“There’s nothing so delicious as a warm Blenheim apricot, just picked off the tree, juices running down your hand,” said Lynn, the nursery employee who was helping us pick out a fruit tree for our new yard in northern California.
Four years later, and there was not a piece of fruit to show for it, save for four or five that the squirrels got to before we did. In the tree’s defense, we had done no research on soil or anything else that might have helped the tree grow. I don’t believe it was planted correctly, nor did we feed it periodically as you’re supposed to do. Over the years it did sprout more leaves and got a little more robust. It’s possible that in a number of years it will start to bear fruit. And hopefully someone else will enjoy that. But I didn’t want to stick around to find out.
Because just like the apricot tree was having trouble putting down roots in its new home, so were we. While our house and yard were very nice, we just never really felt settled there. I remember when we bought that house, lying in bed and thinking about how the people we bought it from lived there for 40 years. That thought made me feel trapped.
We moved there to be closer for my husband’s commute—though still an hour and a half away from his work. And it’s a lovely area but try as I did, I felt like a square peg in a round hole, and I think my older son, a kindergartener at the time, did too.
We didn’t know many people when we moved there, and after four years, it still felt like there was no one we could call to just hang out. There were people we knew through school, and we could have conversations baseball or something going on at school, but it never went any deeper. We didn’t go to their churches and our kids weren’t in their boy scout troops.
And when I really let myself think about it, it felt like we were the only Jewish people at our school (although I know there were a few others). Growing up, having Jewish friends didn’t feel important to me, but both our kids had gone to Jewish preschool. Come the holidays, my older one was asking if anyone else in his class celebrated Hanukkah. When I had to answer no, I knew something wasn’t right.
On top of this, my older son has severe hearing loss and wears cochlear implants, not a common sight. And while I didn’t expect to live somewhere where this wouldn’t be unusual, I was hoping to find a place where he fit in in other ways and there was less of a barrier between us and the people we interacted with. It just wasn’t happening there. Finally my husband and I agreed we needed to make a change.
We looked and looked and couldn’t find the right house in the area where we wanted to move—near my work and a number of our friends. After two years, during which time we raised our price point and lowered our expectations, we found “the perfect house,” which is to say a small but cute old house, with a funky yard on a great street. Was this the one? After so much time looking it was hard to know. But it felt like the one, despite the fact that it checked very few of the boxes we had in mind.

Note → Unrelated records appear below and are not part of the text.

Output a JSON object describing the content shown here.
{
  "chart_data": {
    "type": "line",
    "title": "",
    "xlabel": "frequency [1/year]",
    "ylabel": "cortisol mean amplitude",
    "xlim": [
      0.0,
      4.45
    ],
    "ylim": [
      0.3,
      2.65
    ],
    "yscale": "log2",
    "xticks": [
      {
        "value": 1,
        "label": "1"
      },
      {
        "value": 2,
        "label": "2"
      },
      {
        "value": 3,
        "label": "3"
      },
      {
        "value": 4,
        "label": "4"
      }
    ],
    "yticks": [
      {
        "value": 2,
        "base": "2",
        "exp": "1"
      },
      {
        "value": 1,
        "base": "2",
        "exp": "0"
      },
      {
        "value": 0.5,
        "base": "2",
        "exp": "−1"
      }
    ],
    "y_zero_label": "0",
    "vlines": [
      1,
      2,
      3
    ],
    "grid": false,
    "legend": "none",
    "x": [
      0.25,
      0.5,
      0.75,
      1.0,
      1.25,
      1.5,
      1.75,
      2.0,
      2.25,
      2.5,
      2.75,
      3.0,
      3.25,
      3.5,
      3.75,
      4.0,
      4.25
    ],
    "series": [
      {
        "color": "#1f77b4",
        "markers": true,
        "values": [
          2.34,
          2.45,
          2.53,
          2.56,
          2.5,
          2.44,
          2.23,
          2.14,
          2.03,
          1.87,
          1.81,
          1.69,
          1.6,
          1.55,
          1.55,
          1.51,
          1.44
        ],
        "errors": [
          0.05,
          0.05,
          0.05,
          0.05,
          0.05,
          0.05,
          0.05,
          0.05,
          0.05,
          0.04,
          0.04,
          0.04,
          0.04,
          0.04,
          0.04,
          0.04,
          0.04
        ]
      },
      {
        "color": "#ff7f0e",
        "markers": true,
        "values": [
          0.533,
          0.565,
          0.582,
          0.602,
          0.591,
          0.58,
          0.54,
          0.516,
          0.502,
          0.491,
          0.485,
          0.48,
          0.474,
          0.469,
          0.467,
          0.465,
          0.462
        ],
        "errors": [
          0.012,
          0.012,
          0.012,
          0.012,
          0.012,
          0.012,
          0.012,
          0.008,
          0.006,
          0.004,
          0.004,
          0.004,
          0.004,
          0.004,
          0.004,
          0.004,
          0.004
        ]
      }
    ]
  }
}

“I want mature fruit trees,” my husband said, after our failed experience in our other house. This had none. But still, we wanted it. It needed tons of work—the wood was rotted under the house, the roof was shot, the ducts had asbestos, and on and on. That’s when you know it’s love, when you look at all the flaws and proceed in spite of them.
And we did. There were multiple offers and we got it. And then we were nervous. Did we overpay? Was this going to be a money pit?
Yes and yes. We moved in and three weeks later all the plumbing failed and had to be replaced. We cursed our emotional decision. What idiots. We waited all this time only to place our bet on a lipstick-on-a-pig 1950s rancher with crumbling infrastructure.
Then our son started school, and it turned out that the retired teacher next door would be the substitute in his first grade class for half the year. And a family with kids similar age had just moved in up the street. And our good friends were within walking distance. And two boys who were in his class had just moved in across the way and we could have impromptu playdates. And there were three kids from his Sunday school in his class.
It was nothing we wanted and absolutely everything we were looking for. Then winter came, and we also realized that the big, crazy overgrown tree in the front yard was in fact a Meyer lemon tree, with so many lemons we literally could not pick them all.
We started experimenting. Lemon cookies, lemon chicken, lemon water, lemonade. And what we couldn’t use we shared. It was a tree with enough for everyone, and that helped us meet our neighbors.
We painted the front door yellow to match, which makes the house look happy, and we are happy in it. It makes me realize that you don’t always know what you’re going to get, and you don’t always know what’s good for you, but when you find it, it just feels right.
This morning I was picking some lemons and could not get the one I was trying for. After awhile I decided I didn’t need that one. I walked around the tree and found a whole bunch and grabbed a few easily. Sometimes you just need to change what you’re looking for, or go after things in a different way.